[R] Advanced Filtering problem

Fri Jun 20 01:49:12 CEST 2008

Hi Tyler,

> I've attached 100 rows of a data frame I am working with.
> I have one factor, id, with 27 levels.  There are two columns of reference
> data, x and y (UTM coordinates), one column "date" in POSIXct format, and
> one column "diff" in times format (chron package).
>
> What I am trying to do is as follows:
> For each day of the year (date, irrespective of time), select that row for
> each id which contains the smallest "diff" value, resulting in an output
> containing in general one value per id per day.

There's a basic strategy that makes solving this type of problem much
easier.  I call it split-apply-combine.  The basic idea is that if you
had a single day, the problem would be pretty easy:

df <- read.csv("http://www.nabble.com/file/p18018170/subdata.csv")

oneday <- subset(df, day == "01-01-05")
oneday[which.min(oneday$diff), ]

# Let's make that into a function to make it easier to apply to all days

mindiff <- function(df) df[which.min(df$diff), ]

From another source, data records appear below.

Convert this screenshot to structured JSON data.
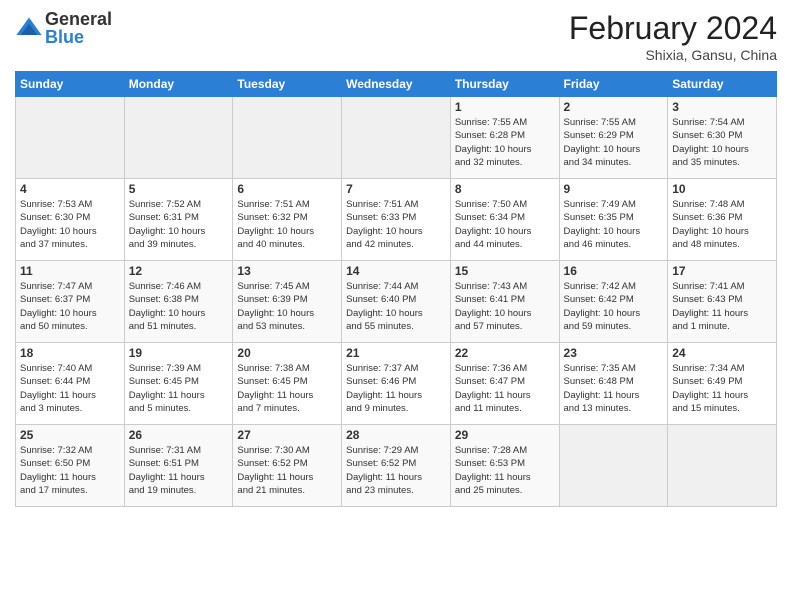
{
  "logo": {
    "general": "General",
    "blue": "Blue"
  },
  "title": "February 2024",
  "subtitle": "Shixia, Gansu, China",
  "headers": [
    "Sunday",
    "Monday",
    "Tuesday",
    "Wednesday",
    "Thursday",
    "Friday",
    "Saturday"
  ],
  "weeks": [
    [
      {
        "num": "",
        "info": ""
      },
      {
        "num": "",
        "info": ""
      },
      {
        "num": "",
        "info": ""
      },
      {
        "num": "",
        "info": ""
      },
      {
        "num": "1",
        "info": "Sunrise: 7:55 AM\nSunset: 6:28 PM\nDaylight: 10 hours\nand 32 minutes."
      },
      {
        "num": "2",
        "info": "Sunrise: 7:55 AM\nSunset: 6:29 PM\nDaylight: 10 hours\nand 34 minutes."
      },
      {
        "num": "3",
        "info": "Sunrise: 7:54 AM\nSunset: 6:30 PM\nDaylight: 10 hours\nand 35 minutes."
      }
    ],
    [
      {
        "num": "4",
        "info": "Sunrise: 7:53 AM\nSunset: 6:30 PM\nDaylight: 10 hours\nand 37 minutes."
      },
      {
        "num": "5",
        "info": "Sunrise: 7:52 AM\nSunset: 6:31 PM\nDaylight: 10 hours\nand 39 minutes."
      },
      {
        "num": "6",
        "info": "Sunrise: 7:51 AM\nSunset: 6:32 PM\nDaylight: 10 hours\nand 40 minutes."
      },
      {
        "num": "7",
        "info": "Sunrise: 7:51 AM\nSunset: 6:33 PM\nDaylight: 10 hours\nand 42 minutes."
      },
      {
        "num": "8",
        "info": "Sunrise: 7:50 AM\nSunset: 6:34 PM\nDaylight: 10 hours\nand 44 minutes."
      },
      {
        "num": "9",
        "info": "Sunrise: 7:49 AM\nSunset: 6:35 PM\nDaylight: 10 hours\nand 46 minutes."
      },
      {
        "num": "10",
        "info": "Sunrise: 7:48 AM\nSunset: 6:36 PM\nDaylight: 10 hours\nand 48 minutes."
      }
    ],
    [
      {
        "num": "11",
        "info": "Sunrise: 7:47 AM\nSunset: 6:37 PM\nDaylight: 10 hours\nand 50 minutes."
      },
      {
        "num": "12",
        "info": "Sunrise: 7:46 AM\nSunset: 6:38 PM\nDaylight: 10 hours\nand 51 minutes."
      },
      {
        "num": "13",
        "info": "Sunrise: 7:45 AM\nSunset: 6:39 PM\nDaylight: 10 hours\nand 53 minutes."
      },
      {
        "num": "14",
        "info": "Sunrise: 7:44 AM\nSunset: 6:40 PM\nDaylight: 10 hours\nand 55 minutes."
      },
      {
        "num": "15",
        "info": "Sunrise: 7:43 AM\nSunset: 6:41 PM\nDaylight: 10 hours\nand 57 minutes."
      },
      {
        "num": "16",
        "info": "Sunrise: 7:42 AM\nSunset: 6:42 PM\nDaylight: 10 hours\nand 59 minutes."
      },
      {
        "num": "17",
        "info": "Sunrise: 7:41 AM\nSunset: 6:43 PM\nDaylight: 11 hours\nand 1 minute."
      }
    ],
    [
      {
        "num": "18",
        "info": "Sunrise: 7:40 AM\nSunset: 6:44 PM\nDaylight: 11 hours\nand 3 minutes."
      },
      {
        "num": "19",
        "info": "Sunrise: 7:39 AM\nSunset: 6:45 PM\nDaylight: 11 hours\nand 5 minutes."
      },
      {
        "num": "20",
        "info": "Sunrise: 7:38 AM\nSunset: 6:45 PM\nDaylight: 11 hours\nand 7 minutes."
      },
      {
        "num": "21",
        "info": "Sunrise: 7:37 AM\nSunset: 6:46 PM\nDaylight: 11 hours\nand 9 minutes."
      },
      {
        "num": "22",
        "info": "Sunrise: 7:36 AM\nSunset: 6:47 PM\nDaylight: 11 hours\nand 11 minutes."
      },
      {
        "num": "23",
        "info": "Sunrise: 7:35 AM\nSunset: 6:48 PM\nDaylight: 11 hours\nand 13 minutes."
      },
      {
        "num": "24",
        "info": "Sunrise: 7:34 AM\nSunset: 6:49 PM\nDaylight: 11 hours\nand 15 minutes."
      }
    ],
    [
      {
        "num": "25",
        "info": "Sunrise: 7:32 AM\nSunset: 6:50 PM\nDaylight: 11 hours\nand 17 minutes."
      },
      {
        "num": "26",
        "info": "Sunrise: 7:31 AM\nSunset: 6:51 PM\nDaylight: 11 hours\nand 19 minutes."
      },
      {
        "num": "27",
        "info": "Sunrise: 7:30 AM\nSunset: 6:52 PM\nDaylight: 11 hours\nand 21 minutes."
      },
      {
        "num": "28",
        "info": "Sunrise: 7:29 AM\nSunset: 6:52 PM\nDaylight: 11 hours\nand 23 minutes."
      },
      {
        "num": "29",
        "info": "Sunrise: 7:28 AM\nSunset: 6:53 PM\nDaylight: 11 hours\nand 25 minutes."
      },
      {
        "num": "",
        "info": ""
      },
      {
        "num": "",
        "info": ""
      }
    ]
  ]
}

# Now we split up the data frame so that we have a data frame for
# each day

pieces <- split(df, df$day)

# And use lapply to apply that function to each piece:

results <- lapply(pieces, mindiff)

# Then finally join all the pieces back together

df_done <- do.call("rbind", results)

So we split the data frame into individual days, picked the correct
row for each day, and then joined all the pieces back together.  This
isn't the most efficient solution, but I think it's easy to see how
each part works, and how you can apply it to new situations.  If you
aren't familiar with lapply or do.call, it's worth having a look at
their examples to get a feel for how they work (although for this case
you can of course just copy and paste them without caring how they
work)

Hadley

-- 
http://had.co.nz/